Training with custom dataset. #14

SamiurRahman1 · 2020-12-30T08:43:40Z

Hello, i am new to Meta-Learning. For a project, i need to train a model with custom image data. Is it possible for me somehow to use your repo and train a model with my custom data?

Thank you

siavash-khodadadeh · 2020-12-30T22:50:01Z

Hello,

Yes, that would be possible. First, you need to subclass the Database class here.
Then you need to implement two abstract methods:
First one is this method that returns three dictionaries: train_classes, val_classes and test_classes. Each of these dictionaries maps a string which is the name of a class to a list that contains the full address of all instances in that class.
The second one is this other method. This method describes how should each of the instances in class be parsed. For example here, we show how to do that for JPG images. If your dataset is also JPG images, you can use our mixin or you can write your own parse_function to make sure that data shape and everything is fed to network as you wish.
As an example, here is how we define Omniglot dataset.
More examples could also be found in python files here.

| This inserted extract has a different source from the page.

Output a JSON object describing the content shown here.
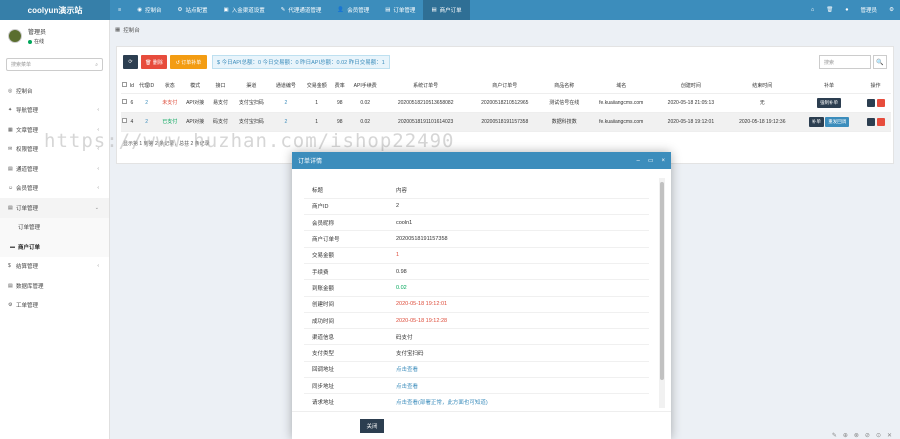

After this, you just pass your database class to any of the meta-learning algorithms implemented in this repo, and it will be applied on your dataset. You can see tensorboard logs and saved models as well. If you want you can make a run file for it as well and contribute to the repo. The run file is something like this.
Let me know if you have any questions.

SamiurRahman1 · 2021-01-02T18:16:59Z

Hi. Thank you so much for your time and nice explanation. I believe i was able to create the scripts that i needed according to your instruction. But i am getting an error when i run my script. Here is the error:

File "myTestRun.py", line 1, in <module>
    from .models.maml.maml import ModelAgnosticMetaLearningModel
ModuleNotFoundError: No module named '__main__.models'; '__main__' is not a package

Any idea why i am getting this?
Thanks
Edit: i placed my "myTestRun.py"(extracted from "maml_omniglot.py") in the "/models/maml/" folder and "myDataset.py"(subclassed from data_bases.py) in the "/databases/" folder.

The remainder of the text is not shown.